Jeeny: “Let me tell you a story, Jack. Do you know about the Cuban musician, Compay Segundo? He played for decades in small bars, unknown, poor, forgotten. Then one album — Buena Vista Social Club — and the world finally listened. But he didn’t change his music to fit the market. The market came to him. Isn’t that proof that authenticity still matters?”
Jack: “Or proof that luck does. For every Compay Segundo, there are thousands who never got their recording. History only remembers the few that sold.”
Jeeny: “No, history remembers the ones who meant something.”
Jack: “Only after someone markets them as meaningful.”
Host: The air between them vibrated with tension now, like the moment before a storm breaks. The clock above the counter ticked, each second sharper than the last. Jack’s jaw was tight; Jeeny’s eyes were wet, but defiant.
Jeeny: “So tell me, Jack — if your soul had a price, would you sell that too?”
Jack: “If it meant survival, maybe I would.”
Jeeny: “Then what’s the point of surviving, if you’ve already sold the part of you that lives?”
Host: Jack’s silence was long, almost painful. His eyes flicked toward the window, where the reflection of his face looked like a stranger — half shadow, half light. He took a breath, slow, measured, as if weighing her words.
Jack: “You think I don’t know what that feels like? I used to write — real stories. Before the agency, before the clients and the targets. But then one day, I realized no one was reading them. The only words that reached anyone were the ones that sold something.”
Jeeny: “Then maybe the problem isn’t with creativity, Jack. Maybe it’s with the audience we’ve taught to consume instead of feel.”
Jack: “Maybe. But we can’t change the audience by ignoring them.”
Jeeny: “Nor can we heal the world by imitating its disease.”
Host: Her voice trembled with fury now, not from anger, but from love — for the things that matter, the things that can’t be bought. Jack’s gaze softened. The fight had bled out of him, replaced by a strange calm.
Jack: “Maybe you’re right, Jeeny. Maybe we need both. The artist and the salesman. The dream and the distribution. Maybe the trick is not letting one devour the other.”
Jeeny: “Yes. To sell without selling out.”

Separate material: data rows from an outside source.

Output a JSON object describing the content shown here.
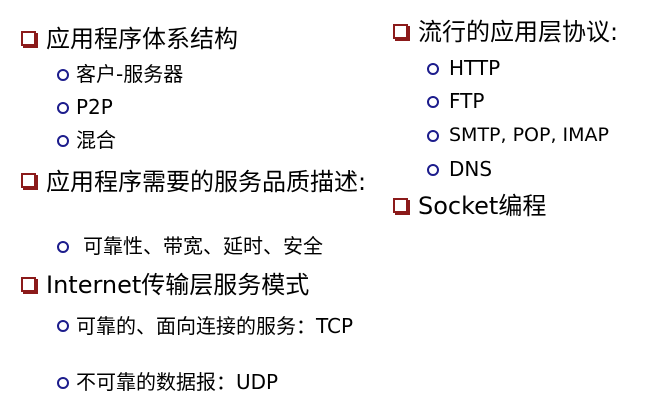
{
  "colors": {
    "square_bullet": "#8b1a1a",
    "circle_bullet": "#1c1c8c",
    "text": "#000000",
    "background": "#ffffff"
  },
  "left": {
    "s1": {
      "title": "应用程序体系结构",
      "items": [
        "客户-服务器",
        "P2P",
        "混合"
      ]
    },
    "s2": {
      "title": "应用程序需要的服务品质描述:",
      "items": [
        "可靠性、带宽、延时、安全"
      ]
    },
    "s3": {
      "title": "Internet传输层服务模式",
      "items": [
        "可靠的、面向连接的服务：TCP",
        "不可靠的数据报：UDP"
      ]
    }
  },
  "right": {
    "s1": {
      "title": "流行的应用层协议:",
      "items": [
        "HTTP",
        "FTP",
        "SMTP, POP, IMAP",
        "DNS"
      ]
    },
    "s2": {
      "title": "Socket编程"
    }
  }
}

Jack: “To create something beautiful, then find a way to make it heard.”
Host: The rain had stopped now. A single drop slid down the glass, catching the streetlight like a tear of light. The city was quiet, as if the debate itself had calmed its pulse.
Jeeny: “Maybe Ogilvy wasn’t cynical, after all. Maybe he was just warning us — that creativity is a flame, and commerce is the lantern. Without one, the other is either blind or burned.”
Jack: “Then maybe the real art is learning how to carry both — the fire and the glass — without shattering either.”
Host: The clock struck midnight. The café lights dimmed. Jack and Jeeny sat in silence, the echo of their conversation lingering like the aftertaste of truth. Outside, the streets gleamed — not with gold, but with reflection.